Clarendon Press A collection of c2,000 v consisting of (a) Books published by the Clarendon Press from 1720-1892, arranged according to subject (theology, medicine, arts and trades, mathematics and physics, law, history, Greek prose, Greek verse, Greek commentaries, Latin prose, Latin verse, Latin commentaries, philology), shelfmarked Clar.Press la.1-66c.10; (b) 200 books of the 16th-19th cent chiefly texts of the classics and of the Fathers, and including Septuagint and Greek patristic texts from the library of Dr Robert Holmes (d1805), deposited in the Bodleian by the Delegates of the University Press in 1885 and presented outright in 1922. Shelfmarked Clar.Press b.1-e.123. The strength of the early 19th cent section lies in the classical texts with ms editorial annotations; in addition, (c) c1,000 Clarendon Press file copies (for the use of the Secretary to the Delegates) of books printed in the 18th and 19th cent., and mostly bound at the time in original boards or cloth bindings, deposited on permanent loan in the Bodleian by the University Press. (Not yet catalogued and shelfmarked.)

See also [Oxford University Press collection of type specimens]; [Printer’s library].

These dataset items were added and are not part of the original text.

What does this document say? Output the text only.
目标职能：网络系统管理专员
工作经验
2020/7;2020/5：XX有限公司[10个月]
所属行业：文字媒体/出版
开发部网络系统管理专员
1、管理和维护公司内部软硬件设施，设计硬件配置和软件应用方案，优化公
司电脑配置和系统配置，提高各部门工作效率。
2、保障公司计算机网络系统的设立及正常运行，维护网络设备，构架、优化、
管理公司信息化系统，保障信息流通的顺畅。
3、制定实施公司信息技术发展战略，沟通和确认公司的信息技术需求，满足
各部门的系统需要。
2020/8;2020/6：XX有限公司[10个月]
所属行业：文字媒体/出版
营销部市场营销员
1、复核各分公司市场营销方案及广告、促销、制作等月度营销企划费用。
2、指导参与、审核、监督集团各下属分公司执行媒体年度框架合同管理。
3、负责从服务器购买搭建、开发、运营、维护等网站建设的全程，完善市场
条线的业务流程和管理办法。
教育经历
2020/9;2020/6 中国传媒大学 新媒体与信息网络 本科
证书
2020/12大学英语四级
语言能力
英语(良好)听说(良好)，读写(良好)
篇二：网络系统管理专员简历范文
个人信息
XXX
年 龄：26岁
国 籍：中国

Nathaniel Crynes (1688-1745) Fellow of St John’s College and Superior Bedel of Arts (1716), bequeathed to the Bodleian all such books out of his own collections as the Library did not already possess. 968 v in octavo and smaller sizes, with a few quartos, dating from the 16th-18th cent, many very rare, were kept by the Bodleian. The Crynes collection has a wide range of historical material which supplemented the Bodleian collections in a significant way: Crynes, in addition to much rare English work, collected particularly those 16th c. octavo European editions which had been overlooked in favour of the larger folio volumes preferred by Bodley himself.The rest of his books went to St John’s College, and some to Balliol College.

  • Macray 220.
  • Philip 84.
George Nathaniel, Marquis Curzon of Kedleston (1859-1925), Foreign Secretary 1919-24, Chancellor of Oxford University 1907. A collection of c330 works on Napoleon bequeathed by Lord Curzon, originally brought together by AM Broadley, bought at the sale of his books in 1916 and added to by Lord Curzon. It relates in the main to Napoleon’s captivity on St Helena, but also includes sets of The Life of Napoleon I by J Holland Rose and Napoleon: the last phase by the Earl of Rosebery, extra-illustrated by A M Broadley, 1905, and of A M Broadley’s Napoleon in caricature 1795-1821, 1911, extra-illustrated by A Brewis, all three grangerized into 39 folio volumes, illustrated by the addition of thousands of portraits, views, contemporary caricatures, broadsides, autograph letters and original drawings, covering the whole Revolutionary and Napoleonic period.
  • J M Thompson, Curzon collection: index to autographs and portraits, 1928. (Typescript, Bodleian shelfmark MS. Curzon d.3=R.6.85)
  • Craster 284.
  • A catalogue of the.. .collection of Napoleonic books, autographs and engravings formed by the late A M Broadley... sold by auction by Messrs Hodgson & Co., 7-8 December, 1916.